To recognize Earth Day, which occurs on April 22 each year, environmental experts at UNC shared today’s biggest climate crisis concerns, including air quality, weather events and the crisis' impact on marine life.
William Vizuete, a professor in the environmental sciences and engineering department, said combustion from cars, power plants, natural gas, wildfires and other things that burn release particulate matter into our atmosphere, contributing to poor air quality and climate change.
Particulate matter, or aerosols, are also formed via chemistry in the atmosphere. Vizuete said this makes them very hard to regulate, but tracking their size and composition is important for determining the cooling and heating of the Earth.
Air quality research is also important for protecting people from disease, especially in poor communities.
"Six to eight million premature deaths occur worldwide due to exposure to air pollution,” Vizuete said. “90 to 95 percent of those deaths occur in low and middle-income countries.”
Air quality researchers have developed computer simulations of the Earth’s atmosphere and Vizuete said they are working to discover the chemistry that occurs, so they can accurately predict the formation of these aerosols.

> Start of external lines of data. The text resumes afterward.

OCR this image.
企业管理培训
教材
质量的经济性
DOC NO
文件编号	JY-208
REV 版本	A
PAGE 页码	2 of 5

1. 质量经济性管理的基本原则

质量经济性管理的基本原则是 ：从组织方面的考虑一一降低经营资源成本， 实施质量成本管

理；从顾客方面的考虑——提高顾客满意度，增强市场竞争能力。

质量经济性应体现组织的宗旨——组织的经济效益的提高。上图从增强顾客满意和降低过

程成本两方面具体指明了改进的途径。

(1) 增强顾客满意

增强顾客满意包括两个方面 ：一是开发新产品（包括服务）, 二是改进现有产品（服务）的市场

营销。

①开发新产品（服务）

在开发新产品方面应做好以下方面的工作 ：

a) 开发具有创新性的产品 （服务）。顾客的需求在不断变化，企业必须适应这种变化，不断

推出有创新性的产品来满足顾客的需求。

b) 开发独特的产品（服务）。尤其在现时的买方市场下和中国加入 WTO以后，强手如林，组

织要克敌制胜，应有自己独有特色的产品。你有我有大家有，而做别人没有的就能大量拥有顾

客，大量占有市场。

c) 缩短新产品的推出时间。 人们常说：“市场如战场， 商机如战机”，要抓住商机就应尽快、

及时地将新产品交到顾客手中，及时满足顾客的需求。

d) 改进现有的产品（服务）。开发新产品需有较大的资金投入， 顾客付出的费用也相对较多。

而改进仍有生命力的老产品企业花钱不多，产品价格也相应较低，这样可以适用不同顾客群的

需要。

Paul Taillie, assistant professor of geography, said that rising global climates caused by greenhouse gas emissions are also resulting in more extreme heat waves, droughts and tropical storms. He studies the impact of these extreme weather events on animals, specifically in the coastal region.
Taillie said that coastal islands are important because they sequester carbon and protect our land from storm surges during hurricanes. They are also habitats for fisheries and other marine life.
“A lot of the salt marshes and coastal communities occur in a very narrow band along the coast, so a little bit of sea level rise or habitat loss can be large in proportion to the amount that’s there to begin with,” he said.